What's not usually pointed out hard enough is data acquisition. Bad data equals bad results no matter what any of the solutions do afterwards.
I could not agree more !!!
And the first decision is what data do I want for what purpose?
Is it data to correct my speaker in any room it goes in, like a manufacturers' anechoic data, or a DIY speaker builders' needed measurements?
Is it data to put an already fully anechoic optimized into a room?
Or in most all home-audio cases, is it an attempt to both of the above, in one step?
- ditching everything, hiring pros or back to first square doing everything "fresh" but without a way to get those precious reliable, useful data so the loophole goes on.
Yep. I ditched the idea I knew enough to make good measurements after a few years, and decided to hire pros.
But for education on how to measure, not to come to my house and set up my systems. So I've attended 8 days of formal training with Smaart, and for the last year or so attend weekly training classes on what i feel is the most advanced prosound measurement & simulation software I've found, Crosslite+.
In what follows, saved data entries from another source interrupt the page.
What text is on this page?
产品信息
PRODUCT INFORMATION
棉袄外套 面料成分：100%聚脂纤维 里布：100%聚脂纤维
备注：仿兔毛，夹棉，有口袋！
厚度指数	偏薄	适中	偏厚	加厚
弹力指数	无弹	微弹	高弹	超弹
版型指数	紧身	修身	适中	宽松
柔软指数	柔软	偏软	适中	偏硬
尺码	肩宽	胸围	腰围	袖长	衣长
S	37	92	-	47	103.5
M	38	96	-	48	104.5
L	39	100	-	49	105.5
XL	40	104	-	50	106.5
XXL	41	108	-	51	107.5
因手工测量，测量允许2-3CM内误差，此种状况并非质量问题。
My purpose is DIY speaker building. How I wish I had a good sized anechoic chamber...I'd take it over a Kippel NFS.
Good data to tune a speaker with is so hard to acquire without either of those ime/imo, because It's like being a backyard auto-mechanic....literally!
(good data by my definition, is repeatable and holds up spatially)
My best backyard chamber Lol. Multiple mics vertically on mast, speaker sits on turntable. About 25ms reflection free.
Subs get tested ground plane on driveway.